Custom Environments for JupyterHub¶
Info
Interactive code interpreters which are used by Jupyter notebooks are called kernels. Creating and using your own kernel has the benefit, that you can install your own preferred Python packages and use them in your notebooks.
We currently have two different architectures at ZIH systems.
Build your kernel environment on the same architecture that you want to use
later on with the kernel. In the examples below, we use the name
"my-kernel" for our user kernel. We recommend to prefix your kernels
with keywords like alpha
, barnard
, romeo
, power9
, venv
, conda
.
This way, you can later recognize easier how you built the kernel and on which hardware it
will work. Depending on that hardware, allocate resources as follows.
Cluster | Architecture name |
---|---|
Alpha | x86_64 (AMD) |
Barnard | x86_64 (Intel) |
Capella | x86_64 (AMD) |
Romeo | x86_64 (AMD) |
Power9 | ppc64le (IBM) |
Preliminary Steps¶
Start an interactive job
```console
maria@login.<cluster>$ srun --pty --ntasks=1 --cpus-per-task=2 \
--mem-per-cpu=2541 --time=02:00:00 bash -l
```
When creating a virtual environment in your home directory, you got to decide to either use "Python virtualenv" or "conda environment".
Note
Please keep in mind that Python virtualenv is the preferred way to create a Python virtual environment. For working with conda virtual environments, it may be necessary to configure your shell as described in Python virtual environments
Python Virtualenv¶
While we have a general description on Python Virtual Environments, here we have a more detailed description on using them with JupyterHub:
Depending on the Cluster that you are targeting, please choose the right modules:
For use with Python version 3.10.4, please try to initialize your Python Virtual Environment like this:
[marie@barnard ~]$ module load release/23.10 GCC/11.3.0 Python/3.10.4
Module GCC/11.3.0, Python/3.10.4 and 12 dependencies loaded.
[marie@barnard ~]$ module load release/23.04 GCC/11.3.0 Python/3.10.4
Module GCC/11.3.0, Python/3.10.4 and 12 dependencies loaded.
Then continue with the steps below.
```console
[marie@barnard ~]$ mkdir -p ~/usr/jlab-kernels # please use workspaces!
[marie@barnard ~]$ cd ~/usr/jlab-kernels
[marie@barnard jlab-kernels]$ python3 -m venv --system-site-packages my-kernel
[marie@barnard jlab-kernels]$
[marie@barnard jlab-kernels]$ source my-kernel/bin/activate
(my-kernel) [marie@barnard jlab-kernels]$
(my-kernel) [marie@barnard jlab-kernels]$ pip install ipykernel
Collecting ipykernel
[...]
Successfully installed [...] ipykernel-x.x.x ipython-x.x.x [...]
```
After following the initialization of the environment (above),
the usage of Python's Package manager pip
is the same:
(my-kernel) marie@compute$ pip install --upgrade pip
(my-kernel) marie@compute$ python -m ipykernel install --user --name my-kernel --display-name="my kernel"
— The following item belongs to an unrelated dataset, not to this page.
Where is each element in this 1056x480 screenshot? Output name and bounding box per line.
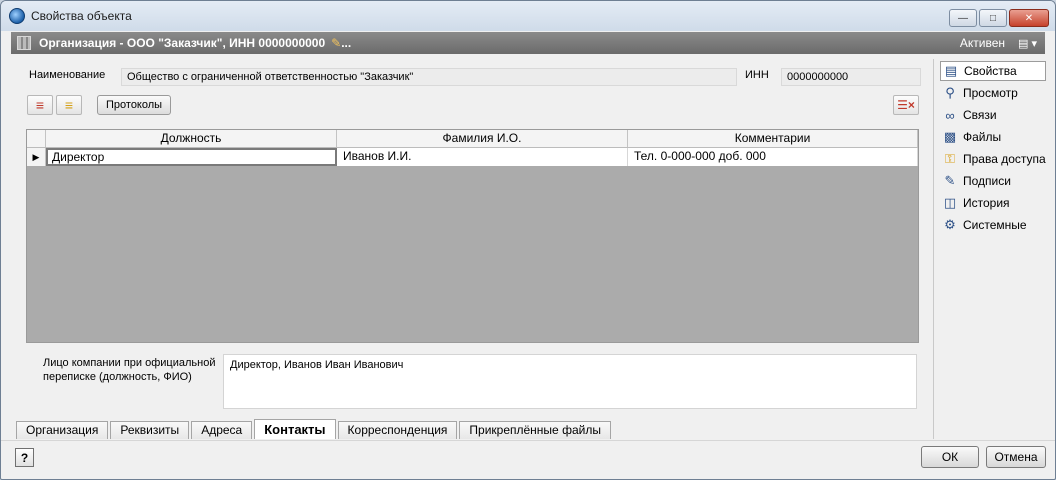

Installed kernelspec my-kernel in .../.local/share/jupyter/kernels/my-kernel
(my-kernel) marie@compute$ pip install [...] # now install additional packages for your notebooks
(my-kernel) marie@compute$ deactivate
Conda Environment¶
Load the needed module depending on Cluster architecture:
marie@compute$ module load Anaconda3
marie@ml$ module load PythonAnaconda
Hint
For working with conda virtual environments, it may be necessary to configure your shell as described in Python virtual environments.
Continue with environment creation, package installation and kernel registration:
marie@compute$ mkdir user-kernel # please use workspaces!
marie@compute$ conda create --prefix $HOME/user-kernel/my-kernel python=3.8.6
Collecting package metadata: done
Solving environment: done
[...]
marie@compute$ conda activate $HOME/user-kernel/my-kernel
marie@compute$ conda install ipykernel
Collecting package metadata: done
Solving environment: done
[...]
marie@compute$ python -m ipykernel install --user --name my-kernel --display-name="my kernel"
Installed kernelspec my-kernel in [...]
marie@compute$ conda install [..] # now install additional packages for your notebooks
marie@compute$ conda deactivate
Using your custom environment¶
Now you can start a new session and your kernel should be available.
Your kernels are listed on the launcher page:
You can switch kernels of existing notebooks in the menu:
Your kernel is listed in the New menu:
You can switch kernels of existing notebooks in the kernel menu:
Note
Both python venv and conda virtual environments will be mentioned in the same list.